Edwards: The Bucks. LeBron passes the torch to the next dominant wing in Giannis. Elton John starts playing “Circle of Life” and everyone’s happy.

Barnewall: James Harden wins NBA Finals MVP to a chorus of boos after he trips over Adam Silver and we discover he wasn’t flopping. He just has horrible balance.

Cooper: Lakers. They still have problems with their roster, but I think they’ll make a couple more moves before the trade deadline to load up, and LeBron and his experience will win out over the Sixers in a Finals showdown.

Rivas: It’s entirely possible that LeBron James has a “No Country For Old Men” moment against Giannis Antetokounmpo and the Bucks, but the Lakers have Anthony Davis, and he could very well be the best player in that series when the time comes.

Rowland: I can’t express how little confidence I have in this pick but give me the Clippers. The combination of flexibility and high-end talent is enough for me, even while acknowledging that there is no real “favorite” this season.

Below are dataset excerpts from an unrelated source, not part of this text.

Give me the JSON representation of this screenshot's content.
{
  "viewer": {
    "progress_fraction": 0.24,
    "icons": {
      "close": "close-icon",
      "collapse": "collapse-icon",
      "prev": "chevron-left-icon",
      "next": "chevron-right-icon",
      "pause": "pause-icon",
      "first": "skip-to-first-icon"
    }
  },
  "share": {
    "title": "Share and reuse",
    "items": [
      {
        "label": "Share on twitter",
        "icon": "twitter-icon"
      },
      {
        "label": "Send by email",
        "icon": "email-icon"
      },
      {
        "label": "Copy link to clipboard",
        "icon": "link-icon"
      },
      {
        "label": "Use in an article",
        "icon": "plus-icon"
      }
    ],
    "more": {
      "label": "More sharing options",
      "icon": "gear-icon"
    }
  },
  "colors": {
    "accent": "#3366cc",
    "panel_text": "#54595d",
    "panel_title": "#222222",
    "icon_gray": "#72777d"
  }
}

Heindl: Flinging my brain this far forward makes me so tired already, but, the Clippers, if only because Kawhi Leonard in the Finals is indefatigable. A pleasant, unrelenting terror.

Kalland: I have allowed myself to be talked into the Sixers winning the NBA title. The bloodbath of the Western Conference playoffs is going to be much more taxing on whoever comes out of there and I just think Philly has the size to bother any team in the league to the point where, in a 7-game set, I think they can get the best of anyone.

DiFilippo: If Kawhi Leonard makes the NBA Finals, I am not betting against him. Ergo, the Clippers win. I have Bucks-Clippers here, and while Milwaukee would feast down low, watching Kawhi and Paul George (and probably Patrick Beverley) check Giannis Antetokounmpo would rule.